Every Embed Will Cost You
Germany’s GEMA—the collecting society that manages music performance and reproduction rights, the organization whose name appears in the block screen every time you try to watch a music video from outside the country—has decided that embedding a YouTube video on a blog should cost money. Not making the video. Not hosting it. Embedding it. The act of dropping a link into a post and having a video appear on your page: taxable, billable, a new revenue stream.
The logic, such as it is: after failing to extract a satisfying sum from YouTube directly, GEMA pivoted to extracting it from everyone who links to YouTube. Every blogger, every hobbyist with a WordPress site, every person who dropped a music video into a post years ago and forgot about it—now potentially liable. A prominent German tech blogger summarized the policy process with appropriate exhaustion: experts were invited to hearings, experts arrived, experts were comprehensively ignored. He recalled being greeted at a parliamentary hearing with the observation that it was nice to see the experts back, given that they’d been completely ignored the last several times too.
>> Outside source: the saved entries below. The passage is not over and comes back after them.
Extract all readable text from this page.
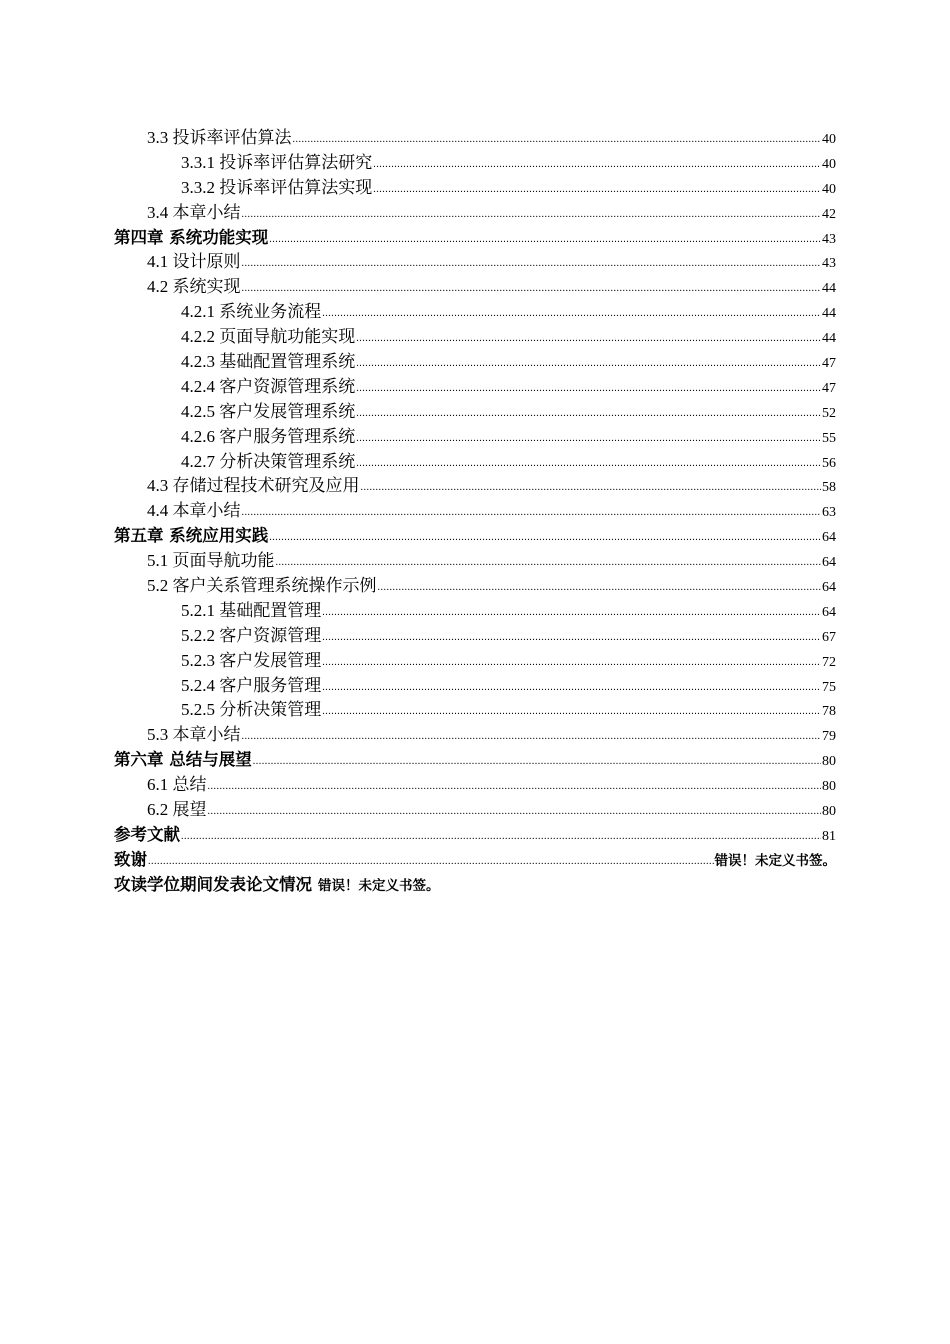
3.3 投诉率评估算法 .....	40
3.3.1 投诉率评估算法研究 .....	40
3.3.2 投诉率评估算法实现 .....	40
3.4 本章小结 .....	42
第四章 系统功能实现 .....	43
4.1 设计原则 .....	43
4.2 系统实现 .....	44
4.2.1 系统业务流程 .....	44
4.2.2 页面导航功能实现 .....	44
4.2.3 基础配置管理系统 .....	47
4.2.4 客户资源管理系统 .....	47
4.2.5 客户发展管理系统 .....	52
4.2.6 客户服务管理系统 .....	55
4.2.7 分析决策管理系统 .....	56
4.3 存储过程技术研究及应用 .....	58
4.4 本章小结 .....	63
第五章 系统应用实践 .....	64
5.1 页面导航功能 .....	64
5.2 客户关系管理系统操作示例 .....	64
5.2.1 基础配置管理 .....	64
5.2.2 客户资源管理 .....	67
5.2.3 客户发展管理 .....	72
5.2.4 客户服务管理 .....	75
5.2.5 分析决策管理 .....	78
5.3 本章小结 .....	79
第六章 总结与展望 .....	80
6.1 总结 .....	80
6.2 展望 .....	80
参考文献 .....	81
致谢 .....	错误！未定义书签。
攻读学位期间发表论文情况 错误！未定义书签。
The legislation proceeds anyway.
What’s remarkable isn’t the greed—collecting societies are almost structurally required to be greedy—but the specific texture of the logic. A hyperlink, a pointer to content that lives on someone else’s server, constitutes a form of reproduction that requires a license. You didn’t record it, host it, or profit from it. You pointed at it. Pay up. Welcome to the German internet, where every day delivers its own fresh absurdity and the people responsible for it face no consequences whatsoever.